Oxidation-Reduction Potential (ORP) measures the oxidizing properties of any sanitizer (chlorine) present in the water. When chlorine is free to oxidize, sensors generate a millivolt reading, expressed as ORP. If the chlorine isn’t free and available, a millivolt reading will not be generated.
It is important to remember that the “P” in ORP stands for the “potential” of the water’s ability to oxidize and is therefore dependent on pH when the primary sanitizer is chlorine. CYA levels can also affect the readings taken by an ORP sensor, as can salt systems.

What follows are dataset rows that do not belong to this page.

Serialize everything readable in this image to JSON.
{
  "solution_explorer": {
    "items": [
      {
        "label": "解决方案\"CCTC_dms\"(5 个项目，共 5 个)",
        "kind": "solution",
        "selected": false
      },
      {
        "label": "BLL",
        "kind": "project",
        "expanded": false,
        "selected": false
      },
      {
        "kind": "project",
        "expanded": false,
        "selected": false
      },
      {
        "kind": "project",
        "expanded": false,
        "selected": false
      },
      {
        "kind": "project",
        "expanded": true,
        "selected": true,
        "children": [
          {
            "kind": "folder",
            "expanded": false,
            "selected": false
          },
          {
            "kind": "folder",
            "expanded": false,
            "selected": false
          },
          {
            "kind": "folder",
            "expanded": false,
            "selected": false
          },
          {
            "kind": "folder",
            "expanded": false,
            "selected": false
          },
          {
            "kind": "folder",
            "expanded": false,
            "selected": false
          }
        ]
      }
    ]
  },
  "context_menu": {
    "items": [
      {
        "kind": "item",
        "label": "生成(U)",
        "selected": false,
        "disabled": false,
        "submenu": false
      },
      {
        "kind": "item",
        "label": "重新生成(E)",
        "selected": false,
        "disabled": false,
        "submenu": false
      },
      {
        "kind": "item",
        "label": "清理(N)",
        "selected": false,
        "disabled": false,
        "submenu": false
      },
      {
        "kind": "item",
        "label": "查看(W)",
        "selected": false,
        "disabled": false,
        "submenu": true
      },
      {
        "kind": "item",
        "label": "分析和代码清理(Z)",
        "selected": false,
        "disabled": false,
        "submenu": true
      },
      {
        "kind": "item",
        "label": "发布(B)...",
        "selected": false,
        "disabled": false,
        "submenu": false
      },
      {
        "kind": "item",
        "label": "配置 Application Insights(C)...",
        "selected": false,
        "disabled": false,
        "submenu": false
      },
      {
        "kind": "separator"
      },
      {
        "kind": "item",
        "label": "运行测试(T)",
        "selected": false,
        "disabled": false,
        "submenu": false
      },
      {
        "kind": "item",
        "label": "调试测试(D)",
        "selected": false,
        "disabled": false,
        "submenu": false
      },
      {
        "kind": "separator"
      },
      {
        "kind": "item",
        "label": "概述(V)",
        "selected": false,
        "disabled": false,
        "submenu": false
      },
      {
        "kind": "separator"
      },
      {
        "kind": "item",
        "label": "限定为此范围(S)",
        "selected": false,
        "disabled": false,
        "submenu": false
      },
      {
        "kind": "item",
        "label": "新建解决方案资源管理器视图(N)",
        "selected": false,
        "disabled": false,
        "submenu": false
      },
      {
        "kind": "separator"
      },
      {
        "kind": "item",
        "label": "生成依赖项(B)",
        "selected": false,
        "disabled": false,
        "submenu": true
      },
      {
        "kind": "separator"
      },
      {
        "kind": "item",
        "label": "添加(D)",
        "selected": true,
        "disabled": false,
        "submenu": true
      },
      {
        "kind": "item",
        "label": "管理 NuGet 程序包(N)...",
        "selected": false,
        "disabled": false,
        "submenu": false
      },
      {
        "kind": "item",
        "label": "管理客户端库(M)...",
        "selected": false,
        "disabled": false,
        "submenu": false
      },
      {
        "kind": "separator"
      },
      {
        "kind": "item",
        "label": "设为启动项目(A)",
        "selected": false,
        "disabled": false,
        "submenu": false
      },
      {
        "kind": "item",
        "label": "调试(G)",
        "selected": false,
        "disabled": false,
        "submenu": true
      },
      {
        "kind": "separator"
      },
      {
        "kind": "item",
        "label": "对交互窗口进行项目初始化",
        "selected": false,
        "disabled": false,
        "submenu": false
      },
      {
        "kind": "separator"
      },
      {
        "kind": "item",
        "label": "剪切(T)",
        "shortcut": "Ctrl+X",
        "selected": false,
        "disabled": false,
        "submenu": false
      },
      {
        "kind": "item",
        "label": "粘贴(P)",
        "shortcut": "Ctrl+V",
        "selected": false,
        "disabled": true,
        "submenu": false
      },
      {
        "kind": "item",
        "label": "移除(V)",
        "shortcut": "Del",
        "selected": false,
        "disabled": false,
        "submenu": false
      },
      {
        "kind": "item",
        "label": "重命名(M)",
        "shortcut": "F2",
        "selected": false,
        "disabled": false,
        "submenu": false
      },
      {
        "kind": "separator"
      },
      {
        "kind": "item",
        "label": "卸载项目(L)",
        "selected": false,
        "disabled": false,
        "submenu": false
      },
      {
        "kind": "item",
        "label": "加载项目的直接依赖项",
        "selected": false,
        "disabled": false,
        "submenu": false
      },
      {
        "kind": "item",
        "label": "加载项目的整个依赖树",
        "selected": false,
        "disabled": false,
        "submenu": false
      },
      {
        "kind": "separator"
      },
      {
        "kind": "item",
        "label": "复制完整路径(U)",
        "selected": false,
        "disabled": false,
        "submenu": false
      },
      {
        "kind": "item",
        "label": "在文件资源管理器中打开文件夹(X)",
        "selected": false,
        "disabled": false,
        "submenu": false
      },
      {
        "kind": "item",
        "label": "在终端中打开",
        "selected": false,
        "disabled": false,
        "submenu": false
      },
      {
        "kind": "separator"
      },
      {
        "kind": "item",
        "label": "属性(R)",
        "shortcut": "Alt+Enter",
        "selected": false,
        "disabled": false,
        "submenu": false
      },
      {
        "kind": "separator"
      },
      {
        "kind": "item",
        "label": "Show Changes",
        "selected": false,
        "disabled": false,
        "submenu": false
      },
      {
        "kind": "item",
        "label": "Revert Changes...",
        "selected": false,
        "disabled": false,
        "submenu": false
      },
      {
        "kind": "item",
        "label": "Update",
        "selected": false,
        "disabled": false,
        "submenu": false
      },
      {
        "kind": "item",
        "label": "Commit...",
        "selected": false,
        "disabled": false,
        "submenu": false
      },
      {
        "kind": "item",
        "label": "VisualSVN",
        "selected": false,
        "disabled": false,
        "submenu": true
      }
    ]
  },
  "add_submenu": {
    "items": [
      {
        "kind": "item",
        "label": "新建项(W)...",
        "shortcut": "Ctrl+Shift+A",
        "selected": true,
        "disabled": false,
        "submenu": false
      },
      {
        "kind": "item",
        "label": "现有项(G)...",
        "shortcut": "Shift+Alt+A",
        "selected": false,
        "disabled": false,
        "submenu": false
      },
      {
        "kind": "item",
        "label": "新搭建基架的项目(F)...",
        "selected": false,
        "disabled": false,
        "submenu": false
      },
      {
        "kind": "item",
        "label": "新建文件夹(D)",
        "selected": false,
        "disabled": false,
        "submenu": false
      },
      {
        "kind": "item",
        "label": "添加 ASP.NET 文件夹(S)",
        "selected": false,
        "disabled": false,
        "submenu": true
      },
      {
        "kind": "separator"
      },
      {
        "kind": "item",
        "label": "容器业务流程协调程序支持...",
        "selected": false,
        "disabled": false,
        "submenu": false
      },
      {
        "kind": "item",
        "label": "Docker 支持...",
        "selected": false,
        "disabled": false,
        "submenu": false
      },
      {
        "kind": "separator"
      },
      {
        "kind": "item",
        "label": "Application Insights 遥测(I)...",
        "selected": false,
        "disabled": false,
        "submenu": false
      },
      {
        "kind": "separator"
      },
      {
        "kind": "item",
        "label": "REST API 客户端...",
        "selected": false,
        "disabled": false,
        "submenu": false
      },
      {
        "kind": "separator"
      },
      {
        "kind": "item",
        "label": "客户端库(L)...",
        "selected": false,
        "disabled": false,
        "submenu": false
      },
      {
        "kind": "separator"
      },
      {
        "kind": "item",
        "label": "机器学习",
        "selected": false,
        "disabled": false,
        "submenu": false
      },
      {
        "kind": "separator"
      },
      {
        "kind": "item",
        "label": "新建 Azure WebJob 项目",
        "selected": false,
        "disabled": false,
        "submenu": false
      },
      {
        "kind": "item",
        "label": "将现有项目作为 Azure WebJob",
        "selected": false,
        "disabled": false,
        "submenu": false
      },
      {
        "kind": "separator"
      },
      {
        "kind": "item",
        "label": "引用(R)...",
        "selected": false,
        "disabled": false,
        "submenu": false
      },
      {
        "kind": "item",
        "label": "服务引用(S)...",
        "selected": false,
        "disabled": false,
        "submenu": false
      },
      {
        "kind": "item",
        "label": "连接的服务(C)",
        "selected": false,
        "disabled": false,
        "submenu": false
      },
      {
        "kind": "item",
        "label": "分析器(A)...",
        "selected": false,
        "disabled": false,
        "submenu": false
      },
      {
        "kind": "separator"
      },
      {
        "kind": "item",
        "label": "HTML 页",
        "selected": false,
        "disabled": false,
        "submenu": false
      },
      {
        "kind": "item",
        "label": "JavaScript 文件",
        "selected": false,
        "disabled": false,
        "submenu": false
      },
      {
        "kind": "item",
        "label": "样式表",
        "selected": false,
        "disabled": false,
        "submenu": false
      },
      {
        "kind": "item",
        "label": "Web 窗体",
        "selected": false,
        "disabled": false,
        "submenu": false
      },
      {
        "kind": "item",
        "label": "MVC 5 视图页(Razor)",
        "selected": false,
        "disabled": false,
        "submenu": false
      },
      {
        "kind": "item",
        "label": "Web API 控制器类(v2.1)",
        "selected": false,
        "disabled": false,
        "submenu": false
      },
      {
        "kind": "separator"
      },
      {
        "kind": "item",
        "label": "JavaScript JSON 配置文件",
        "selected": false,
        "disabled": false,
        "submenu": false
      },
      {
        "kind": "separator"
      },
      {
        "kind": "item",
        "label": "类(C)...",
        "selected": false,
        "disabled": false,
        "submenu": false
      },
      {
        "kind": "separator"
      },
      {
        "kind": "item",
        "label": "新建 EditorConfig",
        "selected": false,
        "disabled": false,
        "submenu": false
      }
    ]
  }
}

ORP is probably the most common method used by chemical controllers to measure sanitizer level, and the most inexpensive type of system. ORP is a qualitative measurement that is constantly changing, especially outdoors. This is primarily due to varying cyanuric acid (CYA) levels and sunlight intensity, but also from pH, combined chlorine and salt-chlorine generators. As these factors fluctuate, ORP measurements will change throughout the day.
The ORP reading is a constantly moving target, it is best practice to monitor ORP in combination with chlorine residual measured in parts per million (PPM) this will give the assistant a complete picture of the chlorine within the pool(s) to comply with prescribed health regulations.
Fact: Sunlight DOES affect ORP readings. That’s why when taking a ORP reading pool operators always see a distinct pattern at morning and afternoon in outdoor pool levels. ORP will go down as the sun rises because UV rays begin hitting the pool water, causing the chlorine to combine with CYA. At that time, the chlorine is less “free” and, therefore, has a lower oxidation potential at those two times of the day. This doesn’t mean the chlorine can’t do its job, because it will break free as needed to oxidize and sanitize. In the afternoon, ORP will again increase, because of the lower UV levels degrading the chlorine.
It is suggested that readings taken at these times take into consideration the above information, as if the levels are slightly higher, this may not always be a true representation of the available chlorine in the pool before adjusting set points or adding chlorine remover.
It is often difficult to obtain a satisfactory ORP reading in an outdoor pool stabilised with cyanuric acid. It may be necessary to limit the cyanuric concentration to 25 mg/L or even 20 mg/L to obtain a satisfactory ORP reading.